In traditional retail stores, conversion rates are calculated with a simple formula: the number of people who walk into the store divided by the number of transactions recorded. Though the calculation is straightforward, the retail conversion rate varies a lot from industry to industry based on the needs and attitudes of shoppers. Big ticket items, such as cars, usually involve deliberation and extensive comparison before any purchase is made. By contrast, common purchases, such as groceries, and “destination stores”, such as electronics outlets, attract more focused consumers which yield conversion rates near or above 50%.
Irrespective of the industry, the conversion rates of web-based companies are typically lower than their brick-and-mortar counterparts. Commerce websites suffer from more noise in their conversion rates since many people end up on a site based on snippets of information from Google. Furthermore, it's effortless to click through to a site and, thus, the propensity to purchase is lower for visitors.
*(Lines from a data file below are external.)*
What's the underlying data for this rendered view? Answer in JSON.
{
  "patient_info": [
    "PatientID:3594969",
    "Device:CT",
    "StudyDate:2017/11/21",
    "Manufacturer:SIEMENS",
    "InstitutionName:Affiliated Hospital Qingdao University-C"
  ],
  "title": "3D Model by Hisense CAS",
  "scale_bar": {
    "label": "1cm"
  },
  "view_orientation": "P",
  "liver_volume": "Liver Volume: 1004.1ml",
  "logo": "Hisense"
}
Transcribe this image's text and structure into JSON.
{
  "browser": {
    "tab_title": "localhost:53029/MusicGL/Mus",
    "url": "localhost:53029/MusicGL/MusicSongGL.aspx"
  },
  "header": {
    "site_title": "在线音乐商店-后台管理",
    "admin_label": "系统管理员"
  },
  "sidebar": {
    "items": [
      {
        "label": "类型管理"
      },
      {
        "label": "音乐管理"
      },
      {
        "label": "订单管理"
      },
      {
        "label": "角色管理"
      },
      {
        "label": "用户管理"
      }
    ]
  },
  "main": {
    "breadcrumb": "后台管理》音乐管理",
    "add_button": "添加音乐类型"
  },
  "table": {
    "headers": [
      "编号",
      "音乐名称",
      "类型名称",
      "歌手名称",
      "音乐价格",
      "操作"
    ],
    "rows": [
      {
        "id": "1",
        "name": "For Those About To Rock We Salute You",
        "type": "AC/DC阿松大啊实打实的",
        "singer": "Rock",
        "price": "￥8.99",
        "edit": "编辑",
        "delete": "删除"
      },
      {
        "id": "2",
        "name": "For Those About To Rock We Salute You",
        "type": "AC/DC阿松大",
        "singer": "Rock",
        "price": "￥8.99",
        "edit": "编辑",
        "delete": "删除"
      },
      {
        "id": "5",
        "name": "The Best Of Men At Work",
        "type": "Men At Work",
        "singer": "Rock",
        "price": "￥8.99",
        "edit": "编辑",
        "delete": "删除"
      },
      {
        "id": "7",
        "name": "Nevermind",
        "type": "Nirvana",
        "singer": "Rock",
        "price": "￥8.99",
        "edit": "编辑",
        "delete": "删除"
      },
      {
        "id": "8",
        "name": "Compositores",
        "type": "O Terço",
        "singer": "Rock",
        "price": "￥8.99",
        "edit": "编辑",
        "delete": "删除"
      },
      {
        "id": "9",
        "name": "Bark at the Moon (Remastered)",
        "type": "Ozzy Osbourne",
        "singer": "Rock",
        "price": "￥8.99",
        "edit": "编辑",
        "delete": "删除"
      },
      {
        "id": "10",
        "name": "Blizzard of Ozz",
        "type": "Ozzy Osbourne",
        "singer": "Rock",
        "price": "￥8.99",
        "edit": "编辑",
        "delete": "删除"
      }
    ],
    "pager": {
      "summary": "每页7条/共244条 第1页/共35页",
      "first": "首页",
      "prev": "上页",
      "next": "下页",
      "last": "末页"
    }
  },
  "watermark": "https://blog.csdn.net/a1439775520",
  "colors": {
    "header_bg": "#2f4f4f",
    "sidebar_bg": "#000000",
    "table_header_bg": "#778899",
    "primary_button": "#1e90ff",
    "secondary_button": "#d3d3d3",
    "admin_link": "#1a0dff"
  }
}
Potential customers can follow dozens of links before making purchases because the Internet takes the hassle out of comparison shopping; online browsing doesn't involve the expense of travel, making calls or small talk with shop assistants.
Ordering food online is one of the most immediate and clear needs for service (I want my lunch, and I want it now!). At Dotmenu (recently sold to GrubHub), we managed two highly trafficked web properties: campusfood.com, where we provided online food ordering at takeout restaurants, and allmenus.com, where we aggregated menus for all types of restaurants. Our online food ordering properties had conversion rates in the low 20%s, however that number dwindled to the low single digits when visitors reached our sites to just look at menus (perhaps with the intent of dining at a restaurant later)
The conversion rate for plumbing services hovers at a relatively high 15%,which makes sense given the context of most occasions to call a plumber - nobody wants to have leaky pipes or a broken toilet for very long! (But, perhaps, lunch is a more pressing?). Non-essential items or big ticket purchases (i.e. ones a price-conscious consumer traditionally takes the effort to shop around for) average conversion rates below 5%.
At clearpath, we are streamlining the confusing, costly and paper-based immigration filing process, our target client is any potential immigrant to the US who has access to the Internet and needs to fill out a government form. Our demographic is narrow in scope, but high in volume, so we see focused ad targeting as the best way to get quality visitors who are more likely to use our service. As we evaluate our marketing effectiveness it is important for us to understand whether we are doing a good job or not. Given the nature of our service we are shooting for a conversion rate in the mid-single digits because our visitor will typically be conducting a bunch of research and won’t necessarily be pressed for time.